Informations générales
  • Né le 26 novembre 1805 à Pointe-à-pitre (Guadeloupe - France)
  • Décédé le 5 avril 1889 à Tours (Indre-et-Loire - France)

Mandats à l'Assemblée nationale ou à la Chambre des députés

Régime politique
Deuxième République
Législature
Assemblée nationale législative
Mandat
Du 13 mai 1849 au 2 décembre 1851
Département
Dordogne
Groupe
Montagne

Biographies

Biographie extraite du dictionnaire des parlementaires français de 1789 à 1889 (Adolphe Robert et Gaston Cougny)

Représentant du peuple en 1849, né à la Pointe-à-Pitre (Guadeloupe) le 26 novembre 1805, mort à Tours (Indre-et-Loire) le 5 avril 1889, propriétaire, connu pour ses opinions démocratiques, il fut en février 1848 commissaire du gouvernement provisoire dans la Dordogne. Il obtint ensuite, grâce à l'influence de Charles Blanc, le poste de bibliothécaire de l'Ecole des Beaux-Arts, à Paris.

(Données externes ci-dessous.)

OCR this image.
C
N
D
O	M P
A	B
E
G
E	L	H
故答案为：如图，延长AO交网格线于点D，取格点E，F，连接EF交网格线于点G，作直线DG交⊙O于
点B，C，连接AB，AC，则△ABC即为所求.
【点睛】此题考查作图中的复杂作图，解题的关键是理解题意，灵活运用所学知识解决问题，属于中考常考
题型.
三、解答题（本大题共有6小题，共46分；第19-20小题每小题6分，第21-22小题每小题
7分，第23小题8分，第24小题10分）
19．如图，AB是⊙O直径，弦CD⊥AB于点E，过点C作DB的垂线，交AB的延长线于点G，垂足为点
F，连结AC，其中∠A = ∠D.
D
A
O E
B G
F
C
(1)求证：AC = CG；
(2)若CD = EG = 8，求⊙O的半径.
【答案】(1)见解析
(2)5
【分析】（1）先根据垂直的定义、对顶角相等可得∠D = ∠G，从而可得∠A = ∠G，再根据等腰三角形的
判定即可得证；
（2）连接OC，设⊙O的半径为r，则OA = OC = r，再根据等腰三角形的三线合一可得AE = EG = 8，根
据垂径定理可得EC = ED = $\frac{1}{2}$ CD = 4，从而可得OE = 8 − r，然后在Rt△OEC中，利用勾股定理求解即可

Le 13 mai 1849, il fut élu, le 5e sur 10, par 60,445 voix (105,677 votants, 145,779 inscrits) représentant de la Dordogne à l'Assemblée législative. Il siégea à la Montagne et vota avec elle contre l'expédition de Rome, contre la loi Falloux-Parieu sur l'enseignement, contre la loi restrictive du suffrage universel, etc. Il combattit la politique de L.-N. Bonaparte, et, lors du coup d'Etat de 1851, il se trouva avec Baudin à la barricade Saint-Antoine.

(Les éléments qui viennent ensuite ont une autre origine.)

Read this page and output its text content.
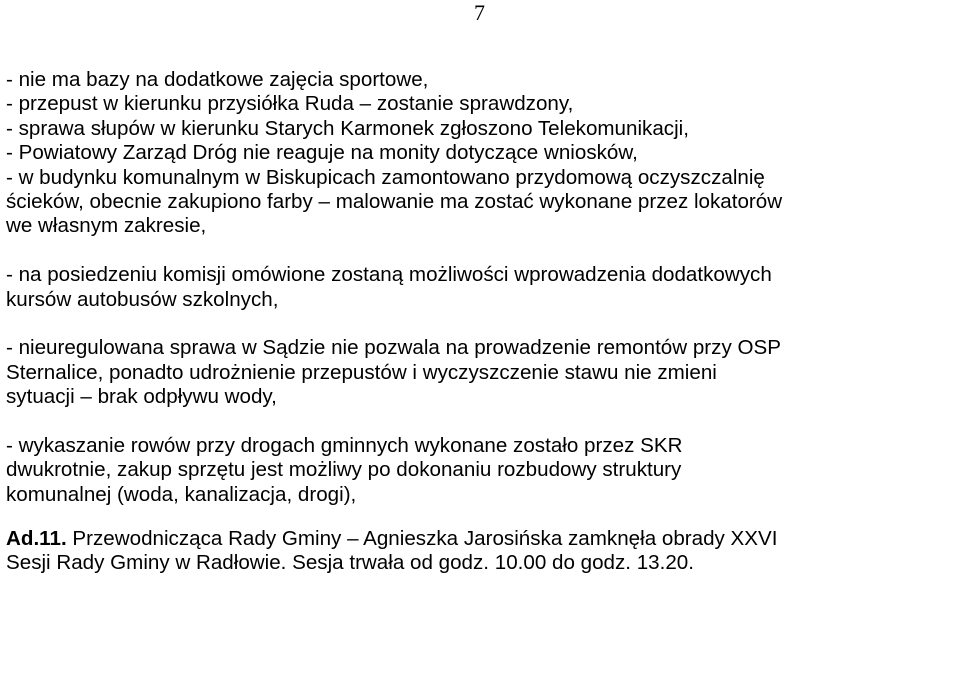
7
- nie ma bazy na dodatkowe zajęcia sportowe,
- przepust w kierunku przysiółka Ruda – zostanie sprawdzony,
- sprawa słupów w kierunku Starych Karmonek zgłoszono Telekomunikacji,
- Powiatowy Zarząd Dróg nie reaguje na monity dotyczące wniosków,
- w budynku komunalnym w Biskupicach zamontowano przydomową oczyszczalnię
ścieków, obecnie zakupiono farby – malowanie ma zostać wykonane przez lokatorów
we własnym zakresie,
- na posiedzeniu komisji omówione zostaną możliwości wprowadzenia dodatkowych
kursów autobusów szkolnych,
- nieuregulowana sprawa w Sądzie nie pozwala na prowadzenie remontów przy OSP
Sternalice, ponadto udrożnienie przepustów i wyczyszczenie stawu nie zmieni
sytuacji – brak odpływu wody,
- wykaszanie rowów przy drogach gminnych wykonane zostało przez SKR
dwukrotnie, zakup sprzętu jest możliwy po dokonaniu rozbudowy struktury
komunalnej (woda, kanalizacja, drogi),
Ad.11. Przewodnicząca Rady Gminy – Agnieszka Jarosińska zamknęła obrady XXVI
Sesji Rady Gminy w Radłowie. Sesja trwała od godz. 10.00 do godz. 13.20.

« Après cette vaine tentative de résistance, comme les représentants atteignaient la place de la Bastille, Dulac dit à Schœlcher : « Je vous demande la permission de vous quitter une heure ou deux, et voici pourquoi : je suis seul ici à Paris avec ma petite fille qui a sept ans. Depuis huit jours elle a la fièvre scarlatine, et hier, quand le coup d'Etat est arrivé, elle était à la mort. Je n'ai que cette enfant au monde. Je l'ai quittée ce matin pour venir et elle m'a dit: « Papa, où vas-tu? » Puisque je ne suis pas tué, je vais voir si elle n'est pas morte. » Deux heures après, l'enfant vivait encore, et nous étions en séance de permanence rue Richelieu n° 15, Jules Favre, Carnot, Michel de Bourges et moi, quand nous vîmes entrer Dulac qui nous dit : « Je viens me mettre à votre disposition. » (Victor Hugo, Histoire d'un crime, tome I.)

M. Clément Dulac fut expulsé de France et passa en exil le temps de l'Empire. Le 8 février 1871, porté sur une liste républicaine dans la Dordogne, il obtint, sans être élu, 23,813 voix (97,443 votants).